Conversation with Expert Witness Protected from DisclosureLegal Compliance Resource
September 28, 2012 — 1,222 views
Federal Rule of Civil Procedure provides for the disclosure of information in civil cases. Generally, an attorney must provide certain information to the opposing side as required by rule 26. The information required as well as the information exempted is detailed in rule 26. An attorney is required to turn over information about documents, names and addresses of people with knowledge about the case, a computation of damages with details, evidentiary materials and other information as required by the rules of disclosure.
One of the things that is exempted from disclosure is an attorney’s work product. Black’s Law Dictionary defines work product as materials prepared by the attorney in anticipation of litigation.

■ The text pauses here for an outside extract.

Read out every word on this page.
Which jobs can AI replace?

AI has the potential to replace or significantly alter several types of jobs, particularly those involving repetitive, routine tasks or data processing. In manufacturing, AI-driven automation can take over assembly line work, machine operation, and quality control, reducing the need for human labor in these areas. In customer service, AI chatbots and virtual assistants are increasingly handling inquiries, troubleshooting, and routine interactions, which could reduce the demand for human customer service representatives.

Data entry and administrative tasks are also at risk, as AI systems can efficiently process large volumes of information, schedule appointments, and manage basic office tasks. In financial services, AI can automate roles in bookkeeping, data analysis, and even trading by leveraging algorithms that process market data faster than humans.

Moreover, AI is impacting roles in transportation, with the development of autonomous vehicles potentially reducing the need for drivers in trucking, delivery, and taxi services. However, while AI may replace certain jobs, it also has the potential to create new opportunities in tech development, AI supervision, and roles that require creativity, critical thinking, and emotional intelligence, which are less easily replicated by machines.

This may be conversations, impressions, strategy, memos, correspondence, interviews and other work prepared by the lawyer.
In the case of expert witnesses who will be consulting or testifying, rule 26 requires the expert to provide certain documents and reports that qualify and validate his expert status. The expert is also required to provide a statement of his or her opinion and the basis for that opinion. The expert is required to provide “facts or data” that were used to form the opinion.

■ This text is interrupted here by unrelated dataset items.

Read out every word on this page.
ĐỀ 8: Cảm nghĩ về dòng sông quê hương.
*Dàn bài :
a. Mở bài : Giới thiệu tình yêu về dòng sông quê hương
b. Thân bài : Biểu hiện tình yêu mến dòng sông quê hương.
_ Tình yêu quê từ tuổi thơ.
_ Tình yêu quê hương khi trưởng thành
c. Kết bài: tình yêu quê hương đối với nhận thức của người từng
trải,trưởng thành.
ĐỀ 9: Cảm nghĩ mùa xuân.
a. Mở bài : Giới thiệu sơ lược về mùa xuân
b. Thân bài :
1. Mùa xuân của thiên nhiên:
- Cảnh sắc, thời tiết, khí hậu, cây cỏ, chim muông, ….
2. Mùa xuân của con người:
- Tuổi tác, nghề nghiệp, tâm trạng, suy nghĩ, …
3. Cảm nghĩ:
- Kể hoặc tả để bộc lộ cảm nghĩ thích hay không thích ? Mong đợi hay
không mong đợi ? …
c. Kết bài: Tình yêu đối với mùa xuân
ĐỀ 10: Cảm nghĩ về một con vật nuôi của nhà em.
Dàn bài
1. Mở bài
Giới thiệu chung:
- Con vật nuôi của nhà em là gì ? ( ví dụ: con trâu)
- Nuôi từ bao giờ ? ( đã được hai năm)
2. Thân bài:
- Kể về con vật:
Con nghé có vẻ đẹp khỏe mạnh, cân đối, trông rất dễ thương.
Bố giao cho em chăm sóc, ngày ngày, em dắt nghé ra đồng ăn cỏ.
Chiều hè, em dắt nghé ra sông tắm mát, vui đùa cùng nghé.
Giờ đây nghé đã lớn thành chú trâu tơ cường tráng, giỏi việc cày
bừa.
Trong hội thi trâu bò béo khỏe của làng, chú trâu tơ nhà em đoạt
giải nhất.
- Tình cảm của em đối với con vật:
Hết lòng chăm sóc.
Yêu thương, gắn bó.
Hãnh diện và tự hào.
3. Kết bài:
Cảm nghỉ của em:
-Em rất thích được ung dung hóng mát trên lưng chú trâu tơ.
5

Prior to December 2010, an expert witness or consultant was required to provide “data and other information” which may have included conversations and impressions between an attorney and the expert. Currently the rule provides for protection against disclosure of the mental impressions, conclusions, opinions, or legal theories of a party’s attorney or other representative concerning the litigation including those of the other party’s attorney or consultants.
The rule of disclosure is sometimes seen as inhibiting an attorney from free and open discussion with experts or consultants who are testifying on behalf of their client. In order for an attorney to protect themselves from disclosure requirements, they may not feel free to fully engage the expert in a wide ranging discussion or conversation related to the case and their client’s needs. The lack of freedom may leave some information undiscovered that would be useful for the attorney and client. The change in the rule that states that the expert must provide disclosure of “facts or data” rather than “data and other information”, combined with Fed.R.Civ.P. 26(b)(3)(A)&(B) providing protection of mental impressions of other representatives, effectively protects the attorney’s work product including conversation with the expert from disclosure.